М. И. Ожегов, с которым мы впоследствии подружились, познакомил меня со следующими писателями-самоучками: сначала с покойным ныне Лютовым{104}
, а затем с М. Л. Леоновым{105}. Леонов вскоре познакомил меня с И. А. Белоусовым{106} и с И. И. Зачесовым{107}; затем я, по указанию Зачесова, познакомился с Миляевым, а после с С. Е. Захаровым{108} и Репиным. Однажды я ходил на стеклянный завод, на Бутырках, и познакомился там с Нечаевым. Это было в 1892 году. В то же время пришел ко мне на квартиру и познакомился со мною И. Н. Свето-Востоков. Позднее всех, кажется, в начале 1896 года, я познакомился с Ф. С. Шкулевым{109}, с которым сошелся ближе всех из писателей-самоучек и, впоследствии, даже подружился с ним. Все вышеупомянутые писатели-самоучки собирались в одном трактире, в городе, и я раза три-четыре посетил эти собрания, беседа на которых сосредотачивалась в то время преимущественно на литературных сборниках, издававшихся в разное время в память покойных писателей-самоучек А. Разоренова{110} и И. Д. Родионова.Работа моя для никольских издателей все время шла не особенно блестяще в смысле заработка, хотя я и достиг уже платы по 10 рублей за печатный лист; но в 1896 году она почти совсем прекратилась, так что, бывало, и на хлеб не заработаешь, и я пробовал писать передовые статьи для газеты «Курьер торговли и промышленности»{111}
на все коронационные события, но одну из статей, накануне народного гулянья на Ходынке, цензура не пропустила, и дальнейшие за тем мои статьи также не были пропущены, и работа моя в этой газете прекратилась. Мне с семейством жить стало буквально нечем. Разыскивая себе всюду работу, и как то раз у Сытина встретил инспектора В. П. Вахтерова{112}, который в то время редактировал у Сытина народные издания; меня он уже раньше знал по слухам и знал, что я уже несколько лет имею звание учителя, бедствую материально, но на место учителя почему-то не поступаю. Познакомившись со мной лично, он предложил мне поступить на учительское место и дал обо мне рекомендацию Н. В. Чехову{113} в Тульскую губернию, Богородицкий уезд. Н. В. Чехов, заведовавший хозяйственной частью земских народных училищ Богородицкого уезда, представил мне место учителя в Казанском земском училище Богородицкого уезда, куда я и отправился осенью 1896 года и прожил там учителем три года. А затем перешел в Старотяговскую церковноприходскую школу Можайского уезда Московской губернии. Но здесь, вследствие столкновения с земским начальником{114}, я прослужил всего 7 месяцев и перешел в Верейский уезд Московской губернии, в Пановскую церковноприходскую школу, где и учительствую в настоящее время{115}.КОММЕНТАРИИ
В сборник включены наиболее популярные и типичные произведения лубочной литературы. В случаях, когда имелось несколько вариантов одного произведения, для публикация отбирался наиболее полный и распространенный. При воспроизведении текстов были устранены многочисленные опечатки, свойственные лубочной книге, а орфография и пунктуация приближены к современным нормам. Исключение составляют те случаи, когда важно было сохранить особенности языка автора (архаизм, невысокий уровень грамотности и т. д.).

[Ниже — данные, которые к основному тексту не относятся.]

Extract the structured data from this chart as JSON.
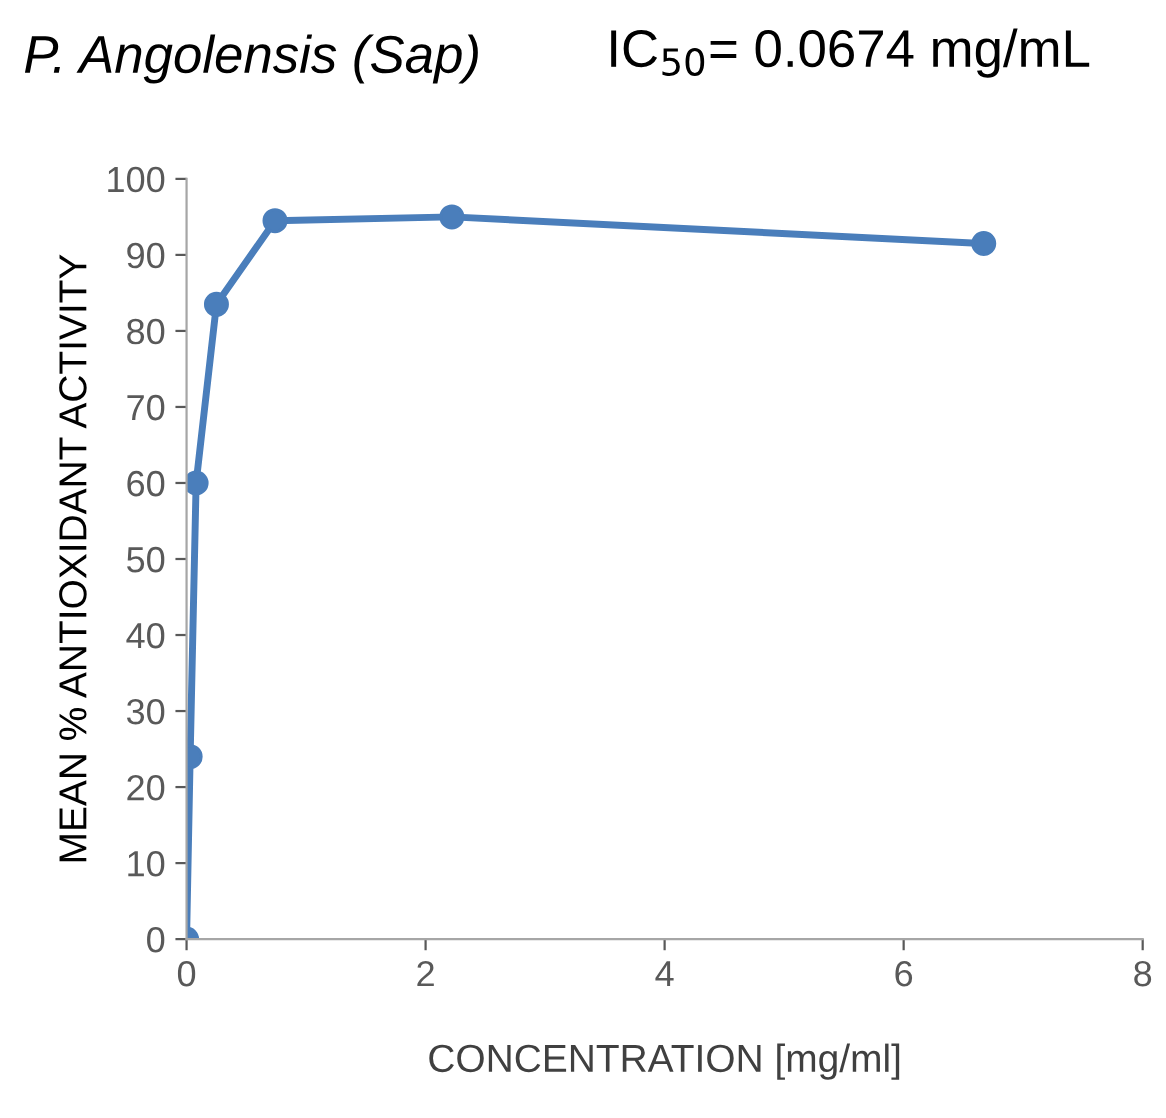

При комментировании не пояснялись такие слова, как, например, «аудиенц-камера», «имажинация», «обер-гофмаршал», «дофина», а также имена божеств древнеримского пантеона, поскольку они не были понятны народному читателю, что не только не отталкивало его от книги, но даже придавало ей особую привлекательность. В этой среде зачастую именно неполная ясность текста выступала в качестве показателя высоких его достоинств, мудрости и глубины. Характерны в этом плане слова, сказанные слугой И. А. Гончарову: «Коли все понимать — так и читать не нужно: что тут занятного!»[21]
Показательно, что словарик мифологических персонажей, приложенный к первому изданию книги М. Комарова, в дальнейшем исчез. Сам автор нередко не совсем ясно представлял, по-видимому, значение употребляемых терминов. У М. Комарова, например, лютеранская кирка оказывается в католической Испании. Подобные слова и понятия использовались не в их прямом значении, а в качестве своеобразной «инкрустации» текста, для сохранения «придворного» и «иностранного» колорита. Поэтому прокомментированы лишь те слова и явления, которые были понятны аудитории лубка, но по тем или иным причинам могут быть неизвестны современному читателю.